Clicking on the photo will open a flash viewer, which will allow you to move left/right/in/out/full-screen.
A detail of the center of the panoramic photo. Sepphoris is seen in the center background on top of a hill. The Roman road passed near the foothill on the left side, crossed the creek where the left tree is located, and then at a direct line towards Sepphoris.
The Roman road traversed the foothills on the western side, and a section of that road is seen below, although it is partially covered by the leaves. A 12M section of the 6M wide road was excavated (see report). The road was composed of a floor covered with small stones and pebbles. On its north (right) side there are two rows of stones, laid side by side: larger and medium stones (0.55-0.3M) on the exterior, and medium stones on the interior.
A large Roman milestone once stood here several years ago. It had an inscription bearing the name of the emperor when the road was built. This was the 14th Mile on the road from Legio (Megiddo) to Sepphoris, and its number was also inscribed on that milestone.
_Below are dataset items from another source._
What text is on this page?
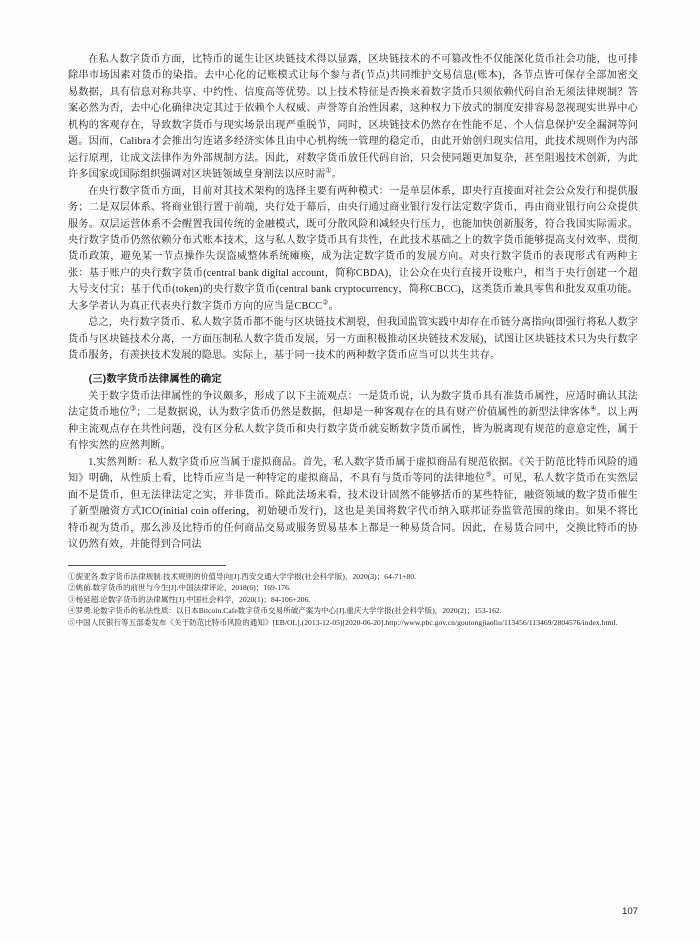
在私人数字货币方面，比特币的诞生让区块链技术得以显露，区块链技术的不可篡改性不仅能深化货币社会功能，也可排除串市场因素对货币的染指。去中心化的记账模式让每个参与者(节点)共同维护交易信息(账本)，各节点皆可保存全部加密交易数据，具有信息对称共享、中约性、信度高等优势。以上技术特征是否换来着数字货币只须依赖代码自治无须法律规制？答案必然为否，去中心化确律决定其过于依赖个人权威、声誉等自治性因素，这种权力下放式的制度安排容易忽视现实世界中心机构的客观存在，导致数字货币与现实场景出现严重脱节，同时，区块链技术仍然存在性能不足、个人信息保护安全漏洞等问题。因而，Calibra才会推出匀连诸多经济实体且由中心机构统一管理的稳定币，由此开始创归现实信用，此技术规则作为内部运行原理，让成文法律作为外部规制方法。因此，对数字货币放任代码自治，只会使同题更加复杂，甚至阻遏技术创新，为此许多国家或国际组织强调对区块链领域皇身割法以应时需①。

在央行数字货币方面，目前对其技术架构的选择主要有两种模式：一是单层体系，即央行直接面对社会公众发行和提供服务；二是双层体系、将商业银行置于前端，央行处于幕后，由央行通过商业银行发行法定数字货币，再由商业银行向公众提供服务。双层运营体系不会醒置我国传统的金融模式，既可分散风险和减轻央行压力，也能加快创新服务，符合我国实际需求。央行数字货币仍然依赖分布式账本技术，这与私人数字货币具有共性，在此技术基础之上的数字货币能够提高支付效率、贯彻货币政策，避免某一节点操作失误盗威整体系统瘫痪，成为法定数字货币的发展方向。对央行数字货币的表现形式有两种主张：基于账户的央行数字货币(central bank digital account，简称CBDA)，让公众在央行直接开设账户，相当于央行创建一个超大号支付宝；基于代币(token)的央行数字货币(central bank cryptocurrency，简称CBCC)，这类货币兼具零售和批发双重功能。大多学者认为真正代表央行数字货币方向的应当是CBCC②。

总之，央行数字货币、私人数字货币都不能与区块链技术割裂，但我国监管实践中却存在币链分离指向(即强行将私人数字货币与区块链技术分离，一方面压制私人数字货币发展，另一方面积极推动区块链技术发展)，试图让区块链技术只为央行数字货币服务，有羡挟技术发展的隐思。实际上，基于同一技术的两种数字货币应当可以共生共存。

(三)数字货币法律属性的确定

关于数字货币法律属性的争议颇多，形成了以下主流观点：一是货币说，认为数字货币具有准货币属性，应适时确认其法法定货币地位③；二是数据说，认为数字货币仍然是数据，但却是一种客观存在的具有财产价值属性的新型法律客体④。以上两种主流观点存在共性问题，没有区分私人数字货币和央行数字货币就妄断数字货币属性，皆为脱离现有规范的意意定性，属于有悖实然的应然判断。

1.实然判断：私人数字货币应当属于虚拟商品。首先，私人数字货币属于虚拟商品有规范依据。《关于防范比特币风险的通知》明确，从性质上看，比特币应当是一种特定的虚拟商品，不具有与货币等同的法律地位⑤。可见，私人数字货币在实然层面不是货币，但无法律法定之实，并非货币。除此法场来看，技术设计固然不能够括币的某些特征，融资领域的数字货币催生了新型融资方式ICO(initial coin offering，初始硬币发行)，这也是美国将数字代币纳入联邦证券监管范围的缘由。如果不将比特币视为货币，那么涉及比特币的任何商品交易或服务贸易基本上都是一种易货合同。因此，在易货合同中，交换比特币的协议仍然有效，并能得到合同法

①旎亚各.数字货币法律规制:技术规则的价值导向[J].西安交通大学学报(社会科学版)，2020(3)；64-71+80.

②姚前.数字货币的前世与今生[J].中国法律评论，2018(6)；169-176.

③杨延超.论数字货币的法律属性[J].中国社会科学，2020(1)；84-106+206.

④罗勇.论数字货币的私法性质：以日本Bitcoin.Cafe数字货币交易所破产案为中心[J].重庆大学学报(社会科学版)，2020(2)；153-162.

⑤中国人民银行等五部委发布《关于防范比特币风险的通知》[EB/OL].(2013-12-05)[2020-06-20].http://www.pbc.gov.cn/goutongjiaoliu/113456/113469/2804576/index.html.

107
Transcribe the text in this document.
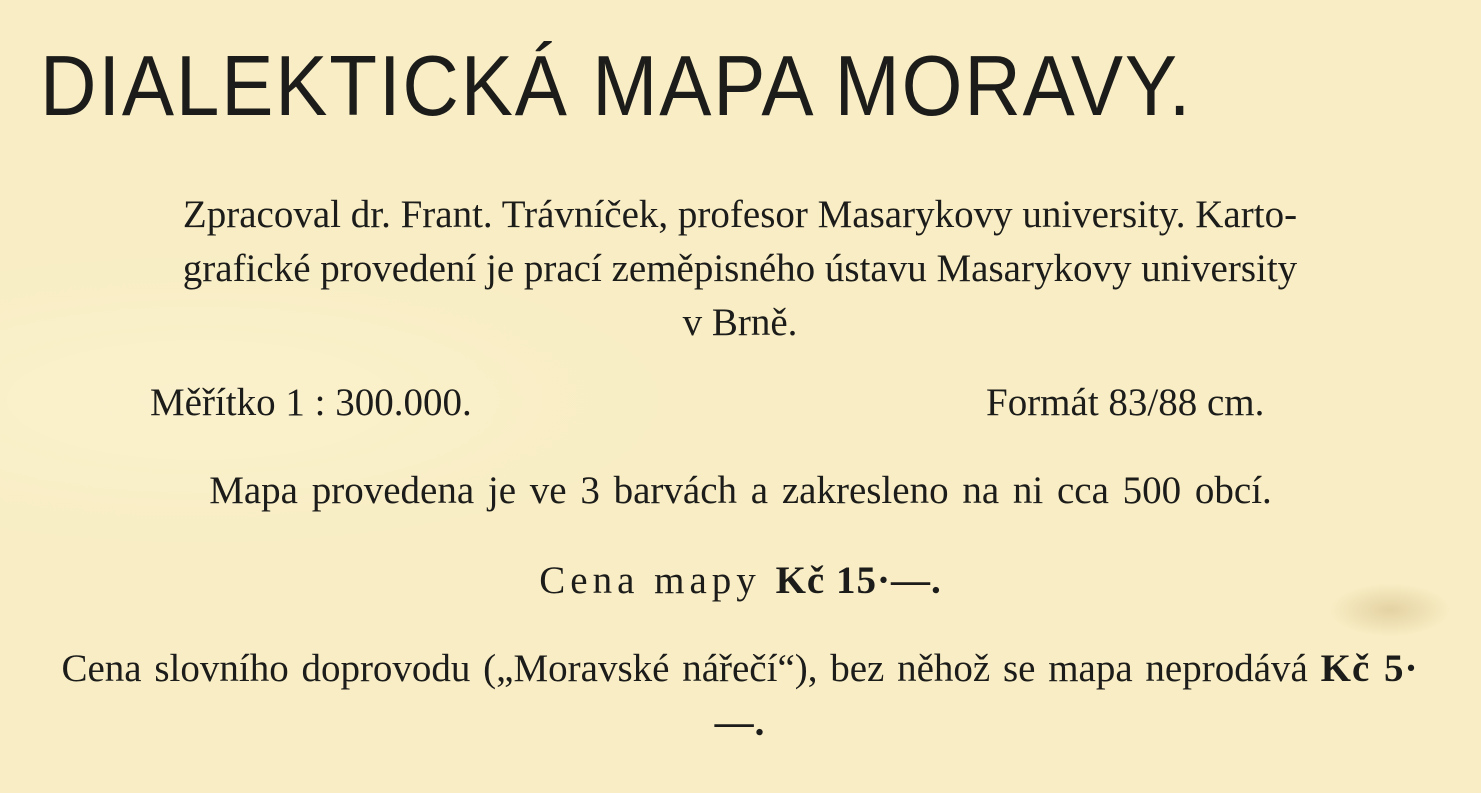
DIALEKTICKÁ MAPA MORAVY.
Zpracoval dr. Frant. Trávníček, profesor Masarykovy university. Karto-
grafické provedení je prací zeměpisného ústavu Masarykovy university
v Brně.
Měřítko 1 : 300.000.	Formát 83/88 cm.
Mapa provedena je ve 3 barvách a zakresleno na ni cca 500 obcí.
Cena mapy Kč 15·—.
Cena slovního doprovodu („Moravské nářečí“), bez něhož se mapa neprodává Kč 5·—.
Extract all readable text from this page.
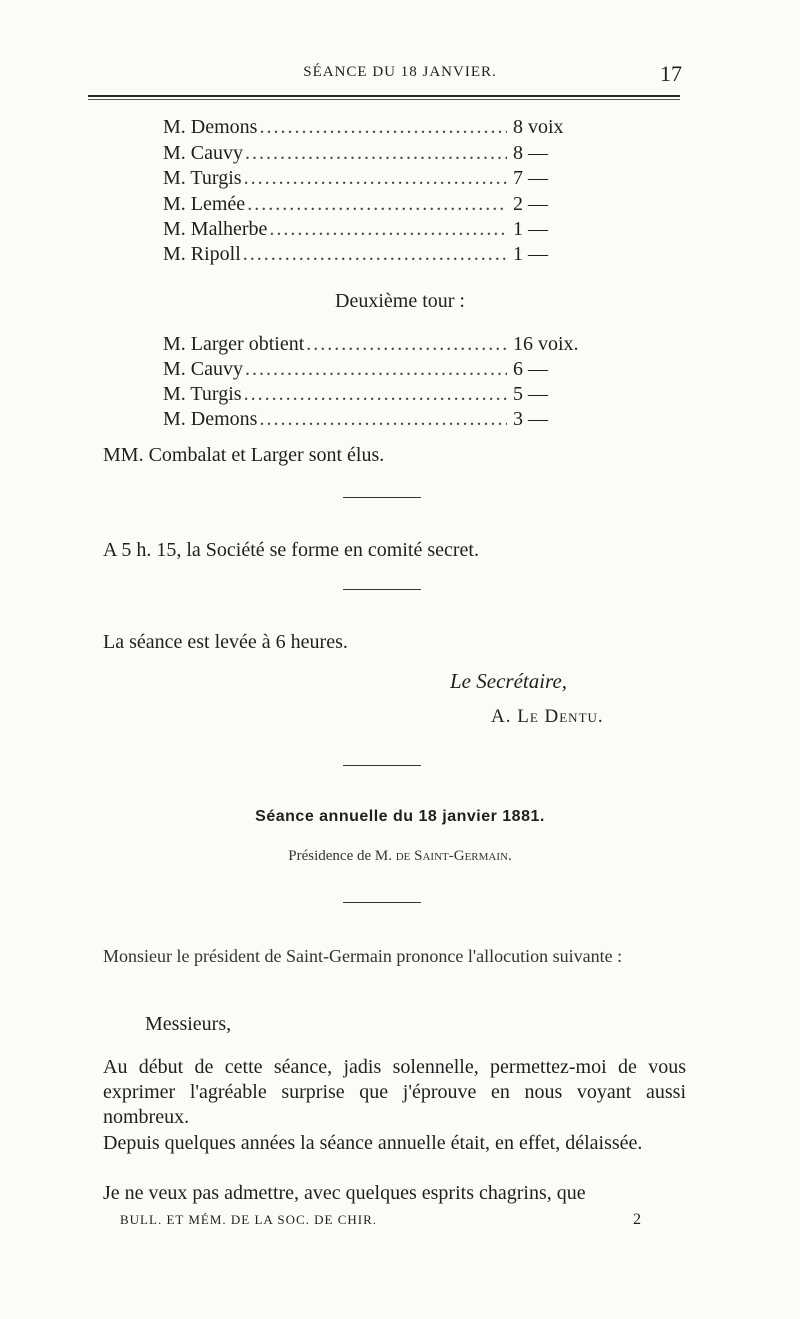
SÉANCE DU 18 JANVIER.	17
M. Demons .....	8 voix
M. Cauvy .....	8 —
M. Turgis .....	7 —
M. Lemée .....	2 —
M. Malherbe .....	1 —
M. Ripoll .....	1 —
Deuxième tour :
M. Larger obtient .....	16 voix.
M. Cauvy .....	6 —
M. Turgis .....	5 —
M. Demons .....	3 —
MM. Combalat et Larger sont élus.
A 5 h. 15, la Société se forme en comité secret.
La séance est levée à 6 heures.
Le Secrétaire,
A. Le Dentu.
Séance annuelle du 18 janvier 1881.
Présidence de M. de Saint-Germain.
Monsieur le président de Saint-Germain prononce l'allocution suivante :
Messieurs,
Au début de cette séance, jadis solennelle, permettez-moi de vous exprimer l'agréable surprise que j'éprouve en nous voyant aussi nombreux.
Depuis quelques années la séance annuelle était, en effet, délaissée.
Je ne veux pas admettre, avec quelques esprits chagrins, que
BULL. ET MÉM. DE LA SOC. DE CHIR.	2
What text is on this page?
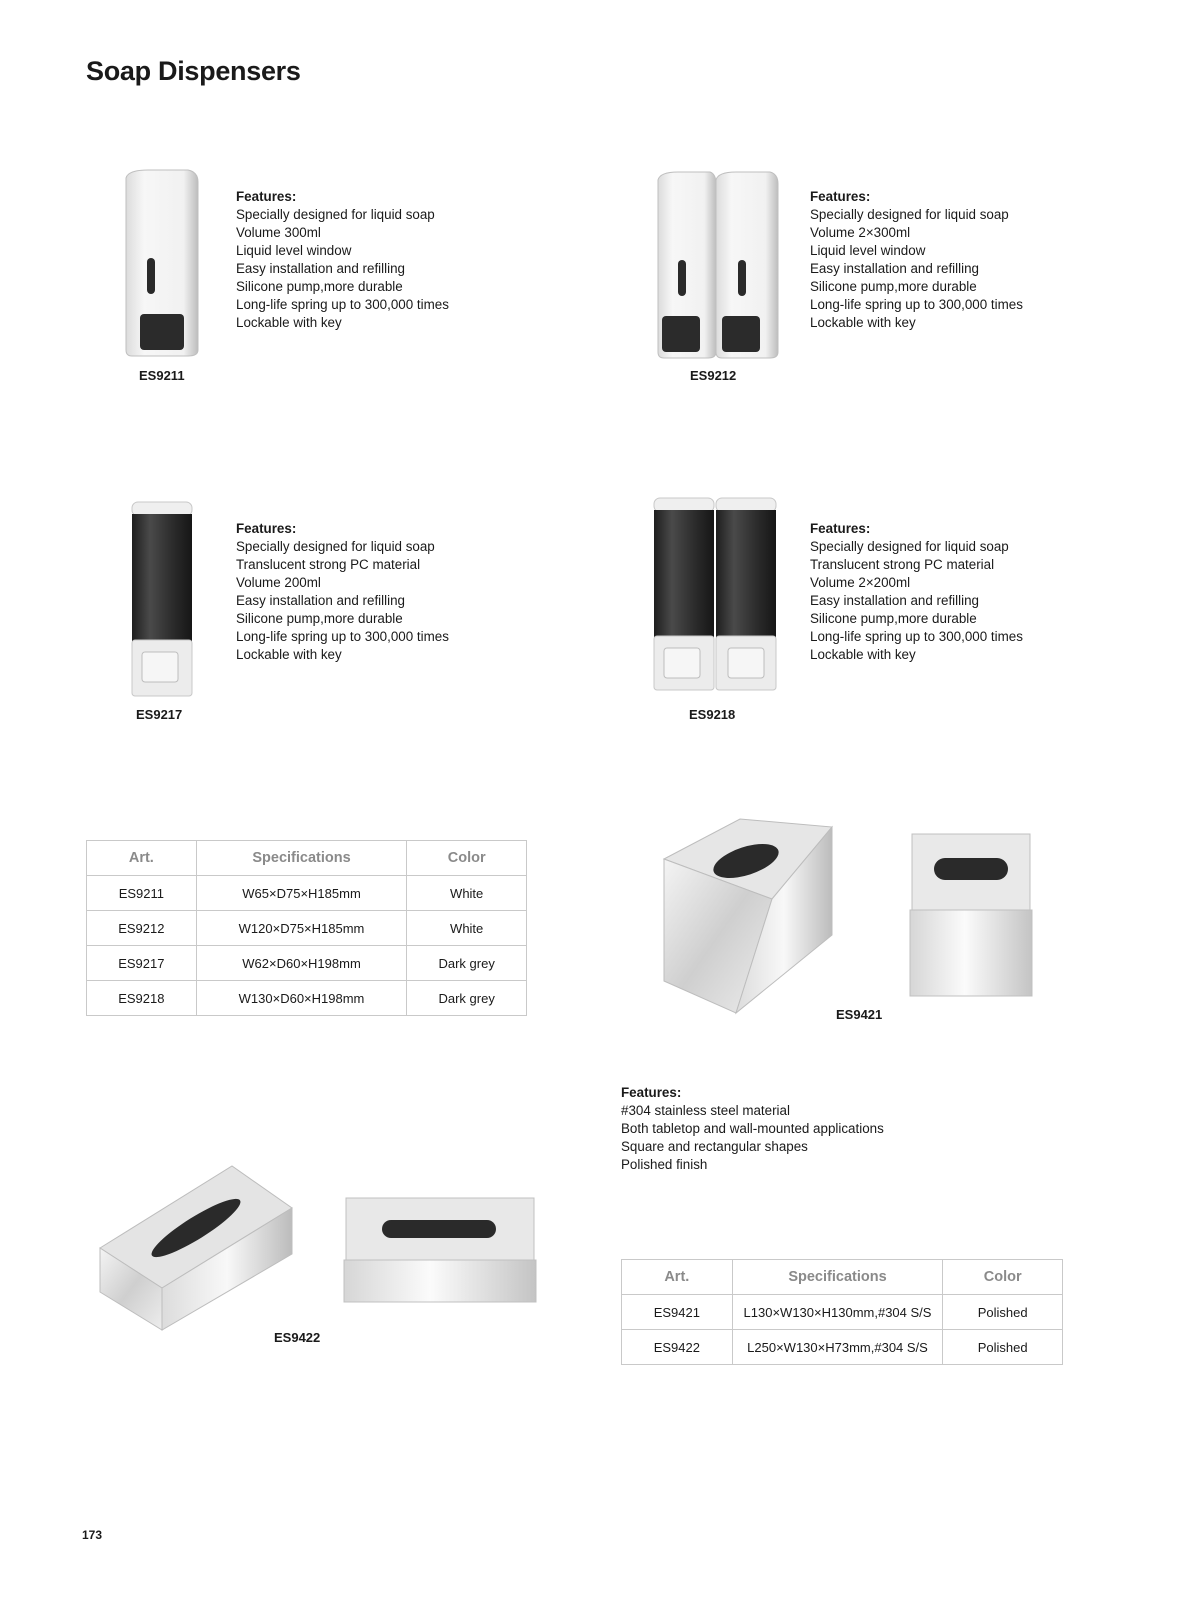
Soap Dispensers
ES9211
Features:
Specially designed for liquid soap
Volume 300ml
Liquid level window
Easy installation and refilling
Silicone pump,more durable
Long-life spring up to 300,000 times
Lockable with key
ES9212
Features:
Specially designed for liquid soap
Volume 2×300ml
Liquid level window
Easy installation and refilling
Silicone pump,more durable
Long-life spring up to 300,000 times
Lockable with key
ES9217
Features:
Specially designed for liquid soap
Translucent strong PC material
Volume 200ml
Easy installation and refilling
Silicone pump,more durable
Long-life spring up to 300,000 times
Lockable with key
ES9218
Features:
Specially designed for liquid soap
Translucent strong PC material
Volume 2×200ml
Easy installation and refilling
Silicone pump,more durable
Long-life spring up to 300,000 times
Lockable with key
Art.	Specifications	Color
ES9211	W65×D75×H185mm	White
ES9212	W120×D75×H185mm	White
ES9217	W62×D60×H198mm	Dark grey
ES9218	W130×D60×H198mm	Dark grey
ES9421
Features:
#304 stainless steel material
Both tabletop and wall-mounted applications
Square and rectangular shapes
Polished finish
ES9422
Art.	Specifications	Color
ES9421	L130×W130×H130mm,#304 S/S	Polished
ES9422	L250×W130×H73mm,#304 S/S	Polished
173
The photo below shows the same section from the south side.
Another Roman road branches and climbs up the hill to the village, as seen in the following photo. The northern walls of the ancient village are seen on the right side.
Another section of the entrance is seen below, with the northern walls on the right side.
On top of the hill are the ruins of the Roman/Byzantine village. There are 2-3 dozens houses, which were not yet excavated.
Other ruins are seen below. A broken stone with a hole, seen on the bottom, was a part of an olive press installation (the weight).